La ricerca di Skuola.net: i risultati
Quasi la metà delle ragazze e dei ragazzi coinvolti dalla ricerca sull’inclusività realizzata da Skuola.net rivela che, nella propria scuola, temi come l'orientamento sessuale e l'identità di genere siano poco considerati: a dirlo è il 44% del campione. Sempre meglio di quel 34% che racconta che nel proprio istituto questi argomenti sono quasi un tabù. Alla fine, solamente 1 su 5 ha frequentemente occasione di parlarne in classe. Ma anche tra gli studenti non tutti la vedono allo stesso modo: se oltre 8 su 10 si dicono del tutto o in parte pronti alla svolta, il 17% è invece diviso tra chi è ''tendenzialmente contrario'' e chi invece è “assolutamente contrario”. Se questa è lo scenario teorico, figurarsi che succede quando si tratta di tradurre le idee in pratica. La già citata carriera alias? Appena il 10% dice che è stata attivata nella propria scuola. La metà degli intervistati (50%), al contrario, afferma che, pur essendoci qualche alunno che la sfrutterebbe volentieri – perché in transizione o comunque con un'identità sessuale non definibile col tradizionale binomio maschio-femmina – tale opportunità non esiste e non è prevista a breve la sua attivazione. Tutti gli altri, invece, dicono di non avere informazioni a riguardo o di non avere compagni di scuola che ne potrebbero avere bisogno.

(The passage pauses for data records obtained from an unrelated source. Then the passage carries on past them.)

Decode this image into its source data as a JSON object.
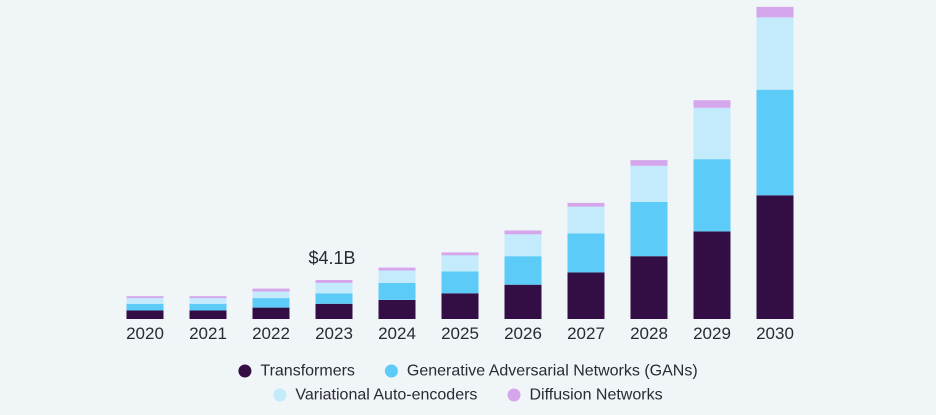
{
  "chart_data": {
    "type": "bar",
    "stacked": true,
    "categories": [
      "2020",
      "2021",
      "2022",
      "2023",
      "2024",
      "2025",
      "2026",
      "2027",
      "2028",
      "2029",
      "2030"
    ],
    "series": [
      {
        "name": "Transformers",
        "color": "#330e45",
        "values": [
          0.9,
          0.9,
          1.2,
          1.6,
          2.0,
          2.7,
          3.6,
          4.9,
          6.6,
          9.2,
          13.0
        ]
      },
      {
        "name": "Generative Adversarial Networks (GANs)",
        "color": "#5ccbf7",
        "values": [
          0.7,
          0.7,
          1.0,
          1.1,
          1.8,
          2.3,
          3.0,
          4.1,
          5.7,
          7.6,
          11.1
        ]
      },
      {
        "name": "Variational Auto-encoders",
        "color": "#c4ebfb",
        "values": [
          0.6,
          0.6,
          0.7,
          1.1,
          1.3,
          1.7,
          2.3,
          2.8,
          3.8,
          5.4,
          7.6
        ]
      },
      {
        "name": "Diffusion Networks",
        "color": "#d6a6ec",
        "values": [
          0.2,
          0.2,
          0.3,
          0.3,
          0.3,
          0.3,
          0.4,
          0.4,
          0.6,
          0.8,
          1.1
        ]
      }
    ],
    "annotations": [
      {
        "category": "2023",
        "text": "$4.1B"
      }
    ],
    "ylim": [
      0,
      33
    ],
    "legend_position": "bottom",
    "grid": false
  }
}
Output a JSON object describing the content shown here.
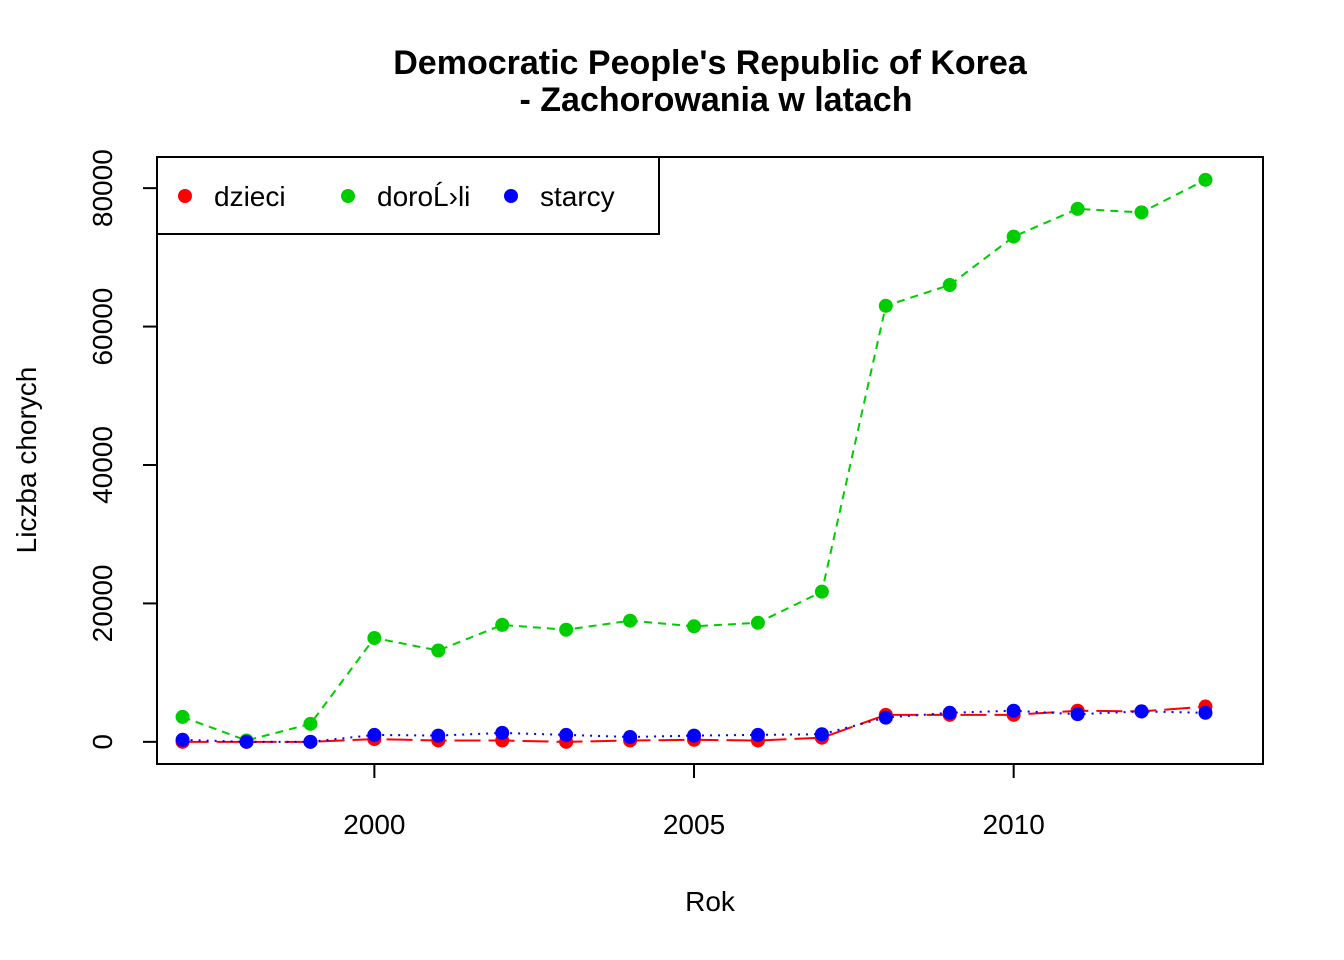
{
  "chart_data": {
    "type": "line",
    "title_line1": "Democratic People's Republic of Korea",
    "title_line2": "- Zachorowania w latach",
    "xlabel": "Rok",
    "ylabel": "Liczba chorych",
    "xlim": [
      1996.6,
      2013.9
    ],
    "ylim": [
      -3200,
      84500
    ],
    "x_ticks": [
      2000,
      2005,
      2010
    ],
    "y_ticks": [
      0,
      20000,
      40000,
      60000,
      80000
    ],
    "legend_position": "top-left",
    "x": [
      1997,
      1998,
      1999,
      2000,
      2001,
      2002,
      2003,
      2004,
      2005,
      2006,
      2007,
      2008,
      2009,
      2010,
      2011,
      2012,
      2013
    ],
    "series": [
      {
        "name": "dzieci",
        "color": "#ff0000",
        "line_style": "longdash",
        "values": [
          0,
          0,
          0,
          400,
          200,
          200,
          0,
          200,
          300,
          200,
          600,
          3900,
          3900,
          3900,
          4500,
          4400,
          5100
        ]
      },
      {
        "name": "doroĹ›li",
        "color": "#00cd00",
        "line_style": "dashed",
        "values": [
          3600,
          200,
          2600,
          15000,
          13200,
          16900,
          16200,
          17500,
          16700,
          17200,
          21700,
          63000,
          66000,
          73000,
          77000,
          76500,
          81200
        ]
      },
      {
        "name": "starcy",
        "color": "#0000ff",
        "line_style": "dotted",
        "values": [
          300,
          0,
          0,
          1000,
          900,
          1300,
          1000,
          700,
          900,
          1000,
          1100,
          3500,
          4200,
          4500,
          4000,
          4400,
          4200
        ]
      }
    ]
  }
}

Tutti gli altri, invece, dicono di non avere informazioni a riguardo o di non avere compagni di scuola che ne potrebbero avere bisogno. Inoltre, laddove la carriera alias è stata attivata, l'iniziativa è stata quasi sempre degli studenti: nel 77% dei casi con richieste specifiche, mentre un timido 13% ha confermato di aver manifestato per l'ottenimento di questo strumento. Stesso discorso per l'introduzione di bagni neutri nelle scuole: solamente il 17% li ha a disposizione, mentre il 72%, anche a fronte di potenziali utenti, non ha trovato una scuola aperta all'ascolto. E quasi sempre ci si è arrivati dopo accese proteste (32%) o quantomeno una richiesta formale (58%). Appena 1 scuola su 10 è arrivata a queste decisioni in autonomia. Eppure i numeri ci dicono che l'argomento non dovrebbe passare così in sordina. Perché oltre 1 studente su 2 conferma la presenza di persone omo/bi/transessuali nella propria scuola.